Настоящий бунт вспыхнул весною 1826 года в селе Поляна Опочецкого уезда, недалеко от Михайловского. «Крестьяне мои вышли из послушания, предвещая себе какую-то вольность, не повинуются и не исполняют обязанностей своих,— писала в жалобе губернатору помещица графиня Коновницына,— а 5-го числа сего [мая], когда управитель приказал всей вотчине вывести на работу по две лошади с тягла для вспахивания земли, то некоторые не исполнили сего, при взыскании же с них за своё непослушание, воспользуясь сим случаем, бросились на него, крича: убьём и в реку бросим, а также выборного и писаря при вотчине, имея у себя в руках топоры, а некоторые с дубьём; однако они успели уйти от них, хотя и гнались за ними с ругательствами и грозили их убить»[261].
В таких обстоятельствах обвинение в возбуждении крестьян к вольности представлялось особенно угрожающим.
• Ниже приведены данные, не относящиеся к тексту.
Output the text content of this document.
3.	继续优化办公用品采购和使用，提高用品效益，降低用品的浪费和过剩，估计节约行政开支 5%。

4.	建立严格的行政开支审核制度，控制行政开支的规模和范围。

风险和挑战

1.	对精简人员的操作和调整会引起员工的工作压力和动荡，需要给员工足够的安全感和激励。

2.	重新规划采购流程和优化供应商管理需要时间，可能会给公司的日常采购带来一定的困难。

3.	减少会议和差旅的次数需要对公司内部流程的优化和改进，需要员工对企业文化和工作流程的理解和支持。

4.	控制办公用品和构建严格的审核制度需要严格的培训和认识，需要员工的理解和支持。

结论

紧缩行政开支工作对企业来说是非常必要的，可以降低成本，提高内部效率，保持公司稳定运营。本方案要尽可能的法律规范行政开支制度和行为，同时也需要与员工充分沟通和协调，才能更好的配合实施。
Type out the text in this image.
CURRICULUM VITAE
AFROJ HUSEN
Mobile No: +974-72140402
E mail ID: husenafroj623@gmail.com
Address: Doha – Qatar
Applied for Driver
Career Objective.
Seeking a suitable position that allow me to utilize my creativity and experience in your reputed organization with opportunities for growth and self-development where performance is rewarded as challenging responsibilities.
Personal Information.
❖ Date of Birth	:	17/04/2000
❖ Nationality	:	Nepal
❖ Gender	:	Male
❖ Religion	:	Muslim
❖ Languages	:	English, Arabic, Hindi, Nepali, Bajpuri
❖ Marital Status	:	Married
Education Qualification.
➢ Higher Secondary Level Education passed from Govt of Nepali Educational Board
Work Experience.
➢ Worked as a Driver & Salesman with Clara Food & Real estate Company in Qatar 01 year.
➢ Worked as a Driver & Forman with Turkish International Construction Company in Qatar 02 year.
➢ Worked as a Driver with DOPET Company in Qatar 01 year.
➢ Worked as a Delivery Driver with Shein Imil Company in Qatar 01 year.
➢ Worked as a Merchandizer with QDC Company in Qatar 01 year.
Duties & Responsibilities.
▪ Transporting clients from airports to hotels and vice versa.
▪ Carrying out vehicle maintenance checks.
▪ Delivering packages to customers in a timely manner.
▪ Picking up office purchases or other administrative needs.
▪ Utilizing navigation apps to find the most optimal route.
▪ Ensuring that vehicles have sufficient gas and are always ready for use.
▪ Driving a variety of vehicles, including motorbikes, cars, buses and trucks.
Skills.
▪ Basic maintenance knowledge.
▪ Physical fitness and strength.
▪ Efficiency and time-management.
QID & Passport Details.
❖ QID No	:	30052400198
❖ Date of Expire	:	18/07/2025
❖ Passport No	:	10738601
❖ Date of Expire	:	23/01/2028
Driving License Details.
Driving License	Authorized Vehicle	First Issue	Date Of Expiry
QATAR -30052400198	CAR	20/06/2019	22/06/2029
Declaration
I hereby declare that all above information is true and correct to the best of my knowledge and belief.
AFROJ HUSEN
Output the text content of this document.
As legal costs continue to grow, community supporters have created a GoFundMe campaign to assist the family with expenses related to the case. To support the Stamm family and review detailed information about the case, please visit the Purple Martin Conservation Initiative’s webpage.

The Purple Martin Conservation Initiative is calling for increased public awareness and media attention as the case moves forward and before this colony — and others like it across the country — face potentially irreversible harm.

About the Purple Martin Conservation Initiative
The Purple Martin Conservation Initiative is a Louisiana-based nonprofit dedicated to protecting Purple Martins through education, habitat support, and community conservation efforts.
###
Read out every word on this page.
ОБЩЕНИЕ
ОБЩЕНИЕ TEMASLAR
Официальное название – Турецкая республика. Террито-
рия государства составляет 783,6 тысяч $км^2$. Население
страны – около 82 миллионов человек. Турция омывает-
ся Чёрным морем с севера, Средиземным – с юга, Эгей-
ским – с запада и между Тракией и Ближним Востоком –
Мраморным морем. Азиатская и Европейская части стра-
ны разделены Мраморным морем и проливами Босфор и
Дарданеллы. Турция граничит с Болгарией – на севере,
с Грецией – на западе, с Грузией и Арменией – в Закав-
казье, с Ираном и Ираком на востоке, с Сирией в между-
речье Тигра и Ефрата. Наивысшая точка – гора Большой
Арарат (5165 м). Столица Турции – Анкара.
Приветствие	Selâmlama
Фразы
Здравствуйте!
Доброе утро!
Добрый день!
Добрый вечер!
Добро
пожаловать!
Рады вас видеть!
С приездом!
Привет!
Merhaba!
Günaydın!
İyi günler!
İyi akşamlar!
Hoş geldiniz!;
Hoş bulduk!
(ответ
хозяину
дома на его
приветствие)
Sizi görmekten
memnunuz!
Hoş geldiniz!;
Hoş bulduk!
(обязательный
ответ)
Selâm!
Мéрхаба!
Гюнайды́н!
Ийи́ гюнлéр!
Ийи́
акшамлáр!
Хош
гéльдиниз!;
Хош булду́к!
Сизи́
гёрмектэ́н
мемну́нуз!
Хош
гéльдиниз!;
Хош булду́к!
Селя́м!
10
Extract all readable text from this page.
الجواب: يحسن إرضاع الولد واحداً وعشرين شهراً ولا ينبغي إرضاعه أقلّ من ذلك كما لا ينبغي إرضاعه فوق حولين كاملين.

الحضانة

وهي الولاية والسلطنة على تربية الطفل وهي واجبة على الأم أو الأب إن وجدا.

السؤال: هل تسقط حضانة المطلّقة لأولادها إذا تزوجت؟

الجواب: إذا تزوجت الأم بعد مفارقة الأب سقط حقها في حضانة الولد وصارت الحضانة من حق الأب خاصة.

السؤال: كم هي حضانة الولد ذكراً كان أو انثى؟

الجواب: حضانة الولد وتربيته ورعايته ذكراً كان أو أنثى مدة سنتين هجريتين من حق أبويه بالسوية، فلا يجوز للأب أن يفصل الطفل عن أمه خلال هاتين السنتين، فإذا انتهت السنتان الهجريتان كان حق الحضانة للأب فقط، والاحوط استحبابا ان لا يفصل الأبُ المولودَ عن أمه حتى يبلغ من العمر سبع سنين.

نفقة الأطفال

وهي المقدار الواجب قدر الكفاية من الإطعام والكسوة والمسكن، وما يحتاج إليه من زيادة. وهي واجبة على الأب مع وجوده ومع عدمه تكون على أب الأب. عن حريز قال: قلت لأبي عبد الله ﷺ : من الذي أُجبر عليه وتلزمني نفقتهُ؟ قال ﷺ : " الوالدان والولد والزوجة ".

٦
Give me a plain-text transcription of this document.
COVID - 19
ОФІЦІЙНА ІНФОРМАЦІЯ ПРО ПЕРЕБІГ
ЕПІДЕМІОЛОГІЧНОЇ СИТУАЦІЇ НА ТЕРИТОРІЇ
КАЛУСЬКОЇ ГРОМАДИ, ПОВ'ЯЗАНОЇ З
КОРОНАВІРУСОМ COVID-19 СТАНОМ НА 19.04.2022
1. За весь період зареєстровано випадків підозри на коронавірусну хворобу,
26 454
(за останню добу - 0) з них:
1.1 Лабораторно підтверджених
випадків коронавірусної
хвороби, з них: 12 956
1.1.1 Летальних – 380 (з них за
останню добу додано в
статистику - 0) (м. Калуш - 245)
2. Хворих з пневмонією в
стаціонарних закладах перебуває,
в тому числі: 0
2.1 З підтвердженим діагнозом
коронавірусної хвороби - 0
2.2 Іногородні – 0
И вот 19 июля, в тот день, когда Пушкин приехал в Псков, из Петербурга в уездный город Новоржев выехал коллежский советник А. К. Бошняк для «возможно тайного и обстоятельного исследования поведения известного стихотворца Пушкина, подозреваемого в поступках, клонящихся к возбуждению к вольности крестьян» и для «арестования его и отправления куда следует, буде бы он оказался действительно виновным». Бошняк ехал в сопровождении фельдъегеря Блинкова и имел на руках открытый лист № 1273 на случай, если слухи подтвердятся и надо будет приступать к арестованию.
О том, что «почивший в бозе» император Александр I и «ныне здравствующий» Николай I придавали особе Пушкина весьма большое значение, свидетельствует и выбор подсылаемых к нему шпионов. Александр подсылал знаменитого Фогеля, Николай — Бошняка.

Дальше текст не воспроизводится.